Por otro lado, el amor a la vida es la clave de toda salud mental. La indiferencia no sabe de alegría y en eso consisten la depresión, el hastío y la acedia, que envenenan la vida moderna. Pero mientras la Tierra gira con su ritmo acompasado y la Naturaleza continúa su camino en silencio y sin descanso, el hombre de hoy vive distraído en no se sabe qué y su vida se diluye en la rapidez, todo al instante, y en un trajín de rumbo incierto que impide la nitidez de la visión.
La existencia se ha convertido en un torbellino conformado por un tiempo líquido y un espacio vacío. Y arrastra el agobio de lo que para el ser humano es intolerable: la incertidumbre.
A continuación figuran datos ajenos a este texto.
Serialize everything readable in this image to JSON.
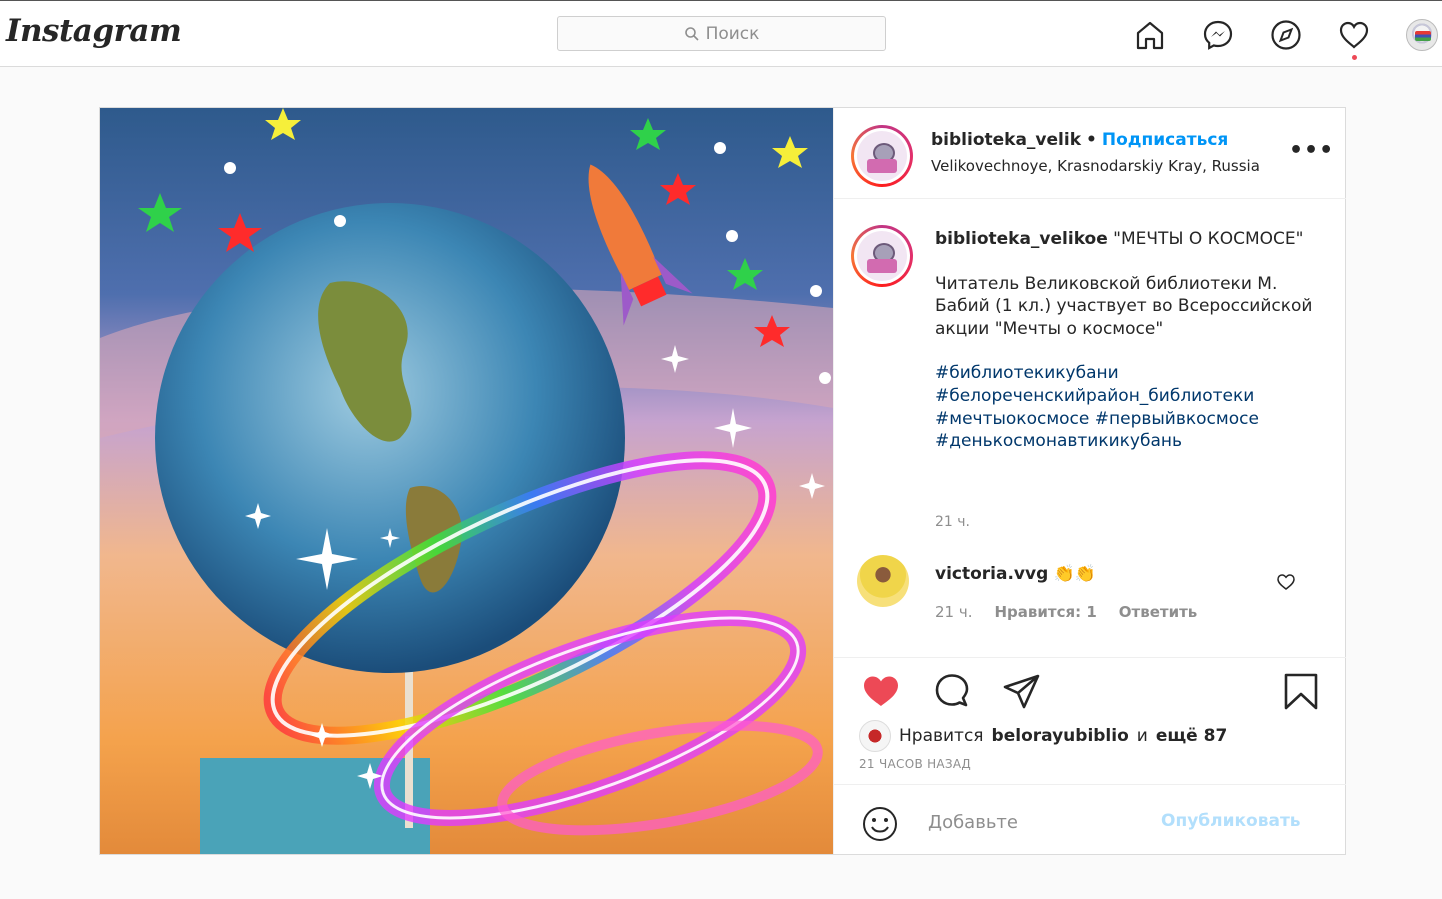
{
  "app": {
    "logo": "Instagram"
  },
  "search": {
    "placeholder": "Поиск",
    "icon": "search-icon"
  },
  "nav": {
    "icons": [
      "home-icon",
      "messenger-icon",
      "explore-icon",
      "heart-icon",
      "avatar"
    ],
    "notification_color": "#ed4956"
  },
  "post": {
    "username": "biblioteka_velik",
    "separator": "•",
    "follow_label": "Подписаться",
    "location": "Velikovechnoye, Krasnodarskiy Kray, Russia",
    "more_label": "•••",
    "caption": {
      "username": "biblioteka_velikoe",
      "title": "\"МЕЧТЫ О КОСМОСЕ\"",
      "body": "Читатель Великовской библиотеки М. Бабий (1 кл.) участвует во Всероссийской акции \"Мечты о космосе\"",
      "hashtags": [
        "#библиотекикубани",
        "#белореченскийрайон_библиотеки",
        "#мечтыокосмосе #первыйвкосмосе",
        "#денькосмонавтикикубань"
      ],
      "time": "21 ч."
    },
    "comment": {
      "username": "victoria.vvg",
      "text": "👏👏",
      "time": "21 ч.",
      "likes_label": "Нравится: 1",
      "reply_label": "Ответить"
    },
    "likes": {
      "prefix": "Нравится",
      "user": "belorayubiblio",
      "connector": "и",
      "others": "ещё 87"
    },
    "posted_time": "21 ЧАСОВ НАЗАД",
    "comment_input": {
      "placeholder": "Добавьте",
      "publish_label": "Опубликовать"
    },
    "colors": {
      "like": "#ed4956",
      "link": "#0095f6",
      "hashtag": "#00376b",
      "publish_disabled": "#b2dffc"
    }
  }
}
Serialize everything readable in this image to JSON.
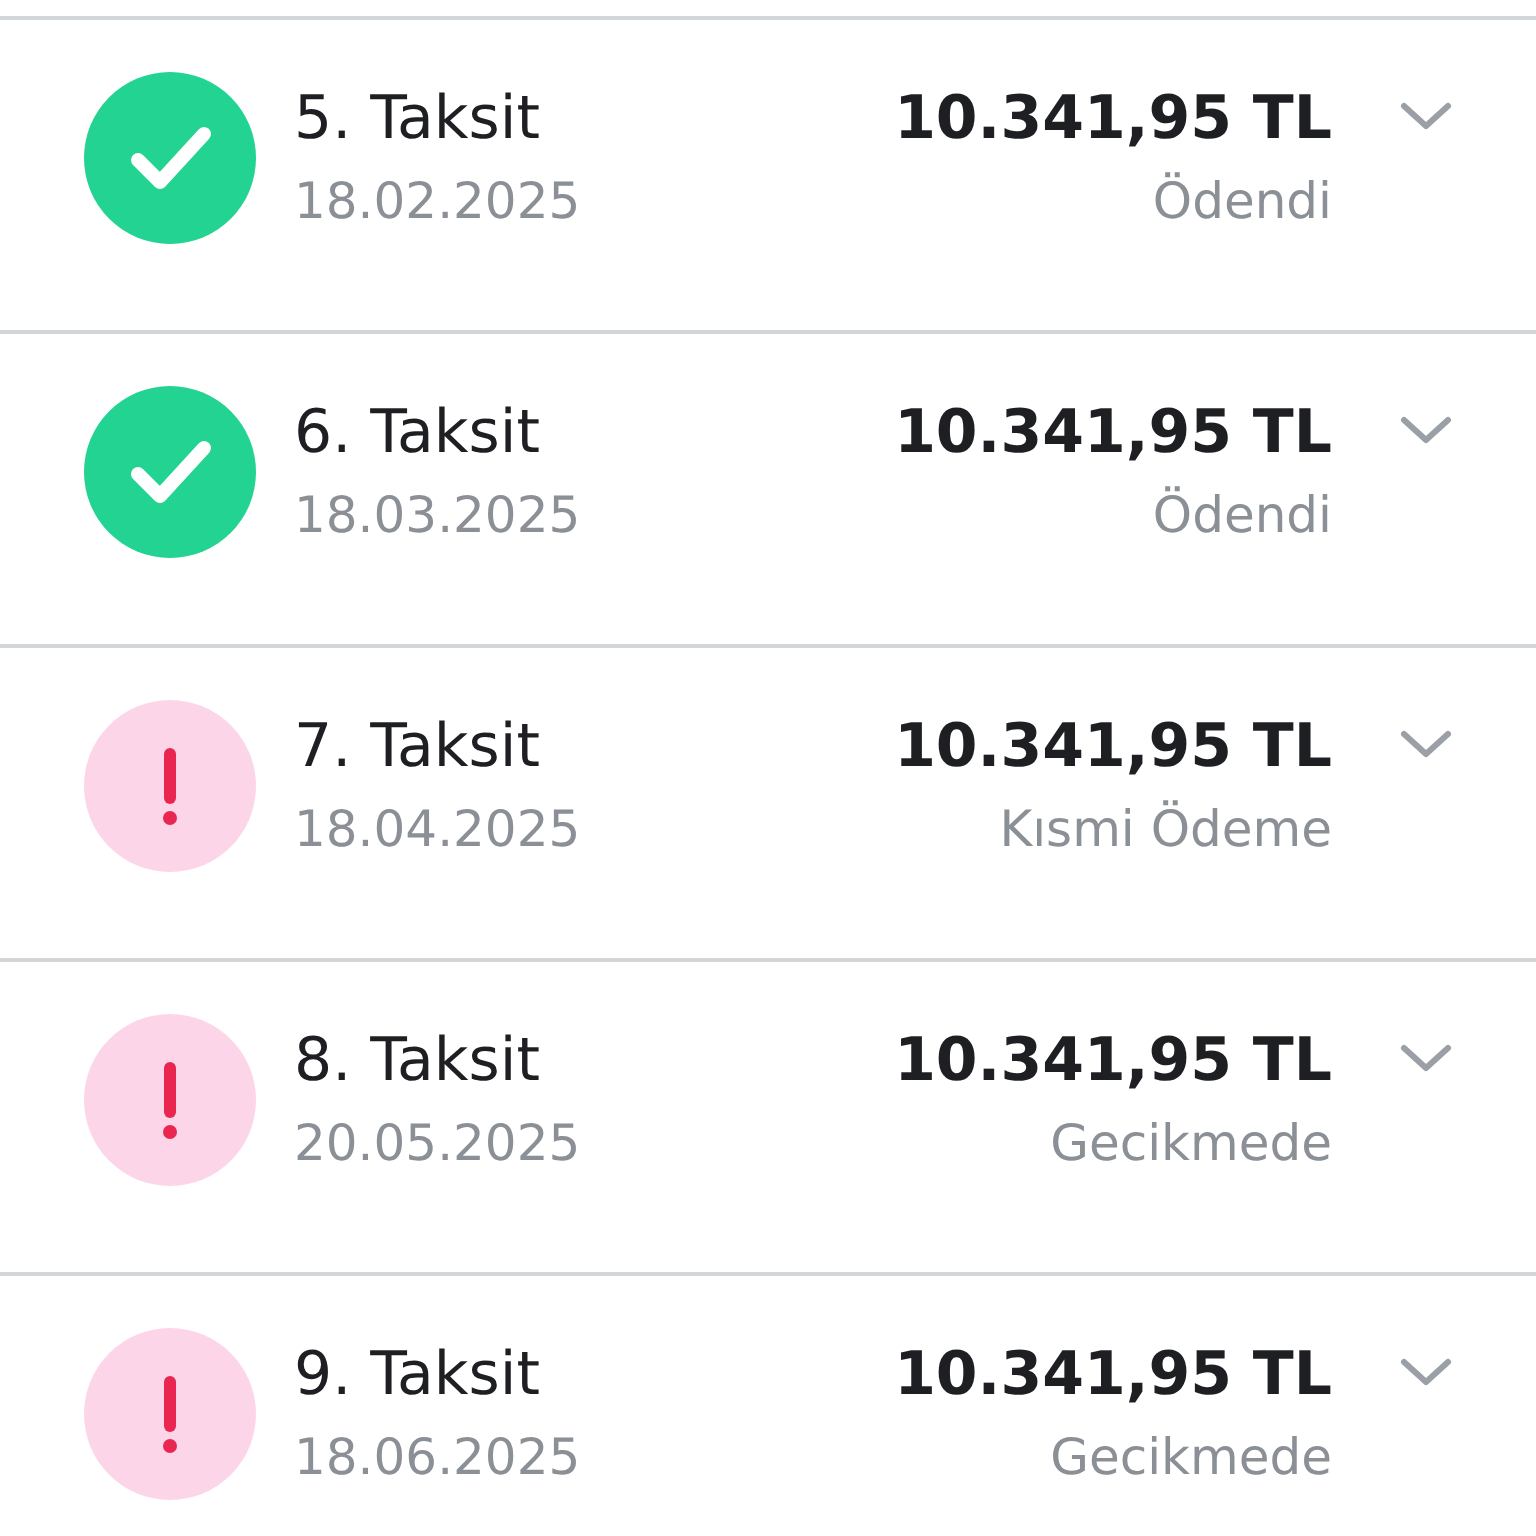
{
  "installments": [
    {
      "title": "5. Taksit",
      "date": "18.02.2025",
      "amount": "10.341,95 TL",
      "status": "Ödendi",
      "kind": "paid",
      "expanded": false
    },
    {
      "title": "6. Taksit",
      "date": "18.03.2025",
      "amount": "10.341,95 TL",
      "status": "Ödendi",
      "kind": "paid",
      "expanded": false
    },
    {
      "title": "7. Taksit",
      "date": "18.04.2025",
      "amount": "10.341,95 TL",
      "status": "Kısmi Ödeme",
      "kind": "alert",
      "expanded": false
    },
    {
      "title": "8. Taksit",
      "date": "20.05.2025",
      "amount": "10.341,95 TL",
      "status": "Gecikmede",
      "kind": "alert",
      "expanded": false
    },
    {
      "title": "9. Taksit",
      "date": "18.06.2025",
      "amount": "10.341,95 TL",
      "status": "Gecikmede",
      "kind": "alert",
      "expanded": false
    }
  ]
}
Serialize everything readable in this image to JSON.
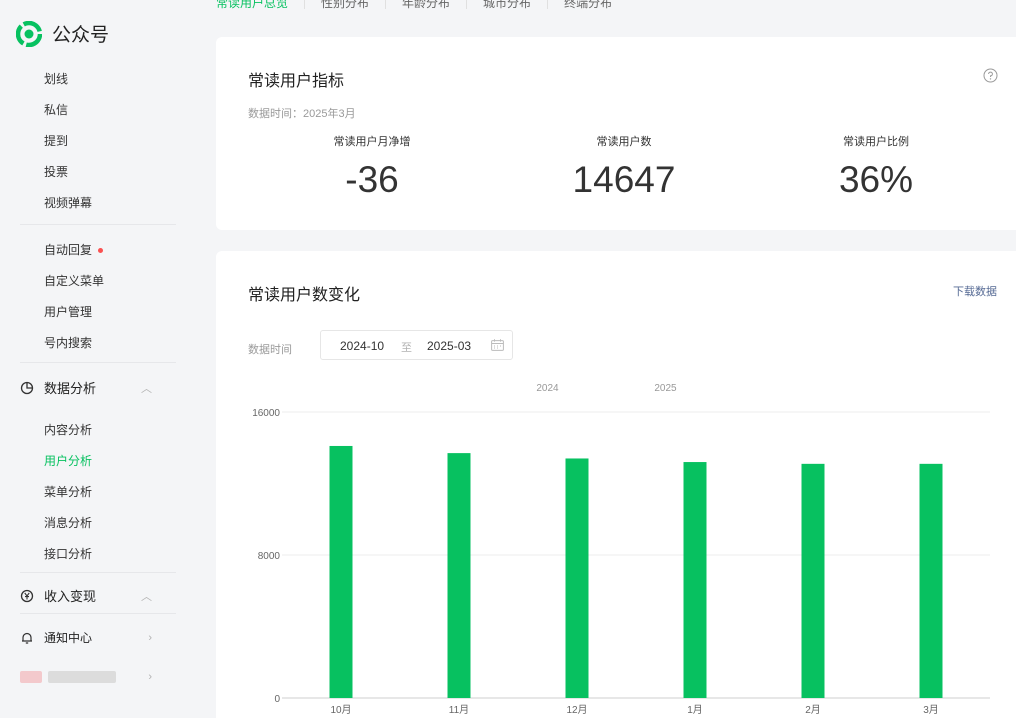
{
  "app": {
    "name": "公众号"
  },
  "tabs": [
    {
      "label": "常读用户总览",
      "active": true
    },
    {
      "label": "性别分布"
    },
    {
      "label": "年龄分布"
    },
    {
      "label": "城市分布"
    },
    {
      "label": "终端分布"
    }
  ],
  "sidebar": {
    "items_a": [
      "划线",
      "私信",
      "提到",
      "投票",
      "视频弹幕"
    ],
    "items_b": [
      "自动回复",
      "自定义菜单",
      "用户管理",
      "号内搜索"
    ],
    "analytics": {
      "label": "数据分析",
      "items": [
        "内容分析",
        "用户分析",
        "菜单分析",
        "消息分析",
        "接口分析"
      ],
      "active_item": "用户分析"
    },
    "revenue": {
      "label": "收入变现"
    },
    "notifications": {
      "label": "通知中心"
    }
  },
  "indicator_card": {
    "title": "常读用户指标",
    "data_time": "数据时间：2025年3月",
    "metrics": [
      {
        "label": "常读用户月净增",
        "value": "-36"
      },
      {
        "label": "常读用户数",
        "value": "14647"
      },
      {
        "label": "常读用户比例",
        "value": "36%"
      }
    ]
  },
  "change_card": {
    "title": "常读用户数变化",
    "download_label": "下载数据",
    "date_label": "数据时间",
    "date_from": "2024-10",
    "date_sep": "至",
    "date_to": "2025-03"
  },
  "chart_data": {
    "type": "bar",
    "categories": [
      "10月",
      "11月",
      "12月",
      "1月",
      "2月",
      "3月"
    ],
    "year_labels": [
      "2024",
      "2025"
    ],
    "values": [
      14100,
      13700,
      13400,
      13200,
      13100,
      13100
    ],
    "yticks": [
      0,
      8000,
      16000
    ],
    "ylim": [
      0,
      16000
    ],
    "grid": true,
    "colors": {
      "bar": "#07c160"
    }
  },
  "colors": {
    "accent": "#07c160",
    "link": "#576b95"
  }
}
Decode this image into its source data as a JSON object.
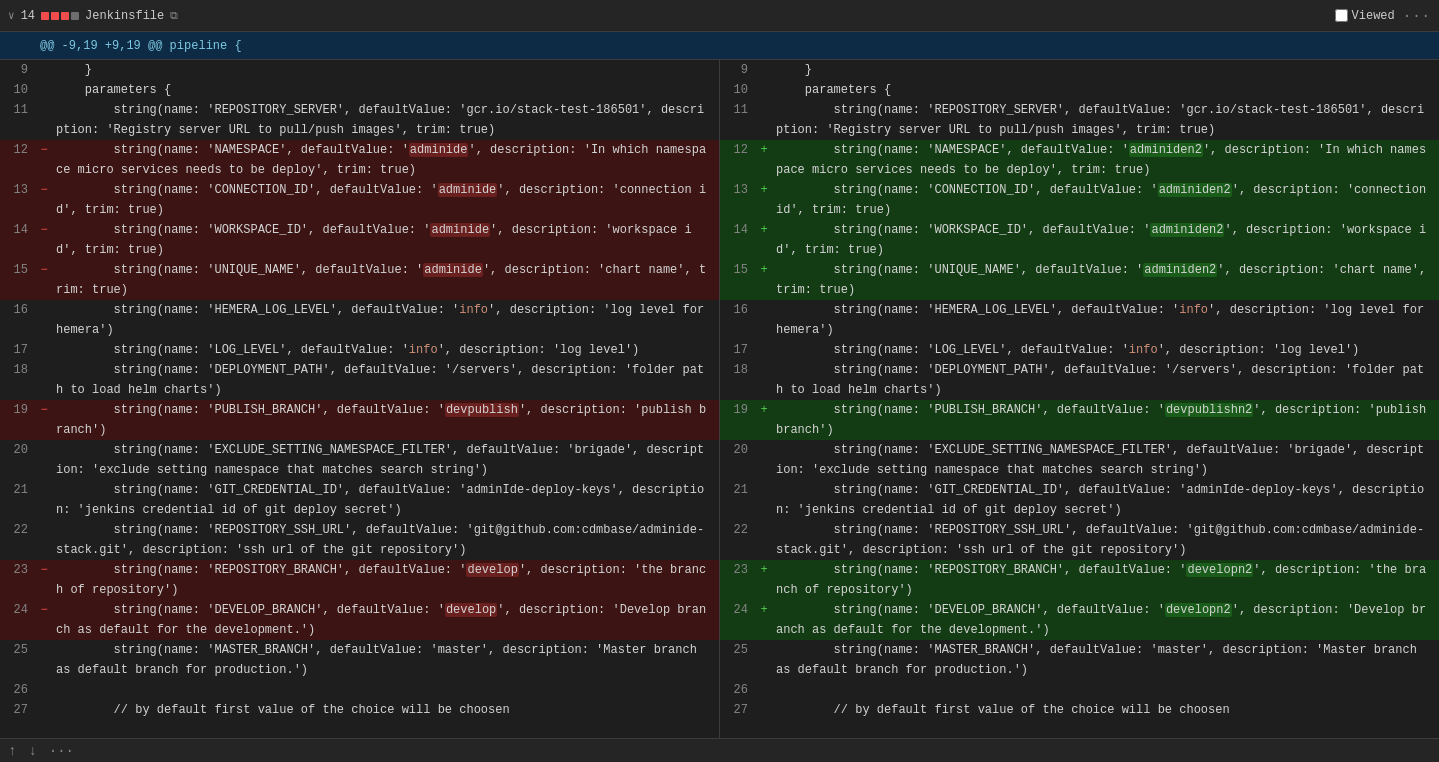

El mundo de hoy carece de un claro sentido de la vida, que se ha vuelto opaca, rutinaria e insípida. La fraternidad, la sinceridad y la confianza están ausentes del mundo económico y político. La vida diaria resulta un devenir que consiste más en durar que en vivir. Una cosmovisión saludable ha sido suplantada por la abulia, la apatía y la falta de entusiasmo por la existencia.
Hace falta redescubrir lo maravilloso de la existencia y que lo esencial es el amor a la vida. Pero hay una vitalidad oculta en la naturaleza y en la condición humana y una promesa de lo Alto que aseguran la supervivencia del mundo y la aparición de horizontes renovados.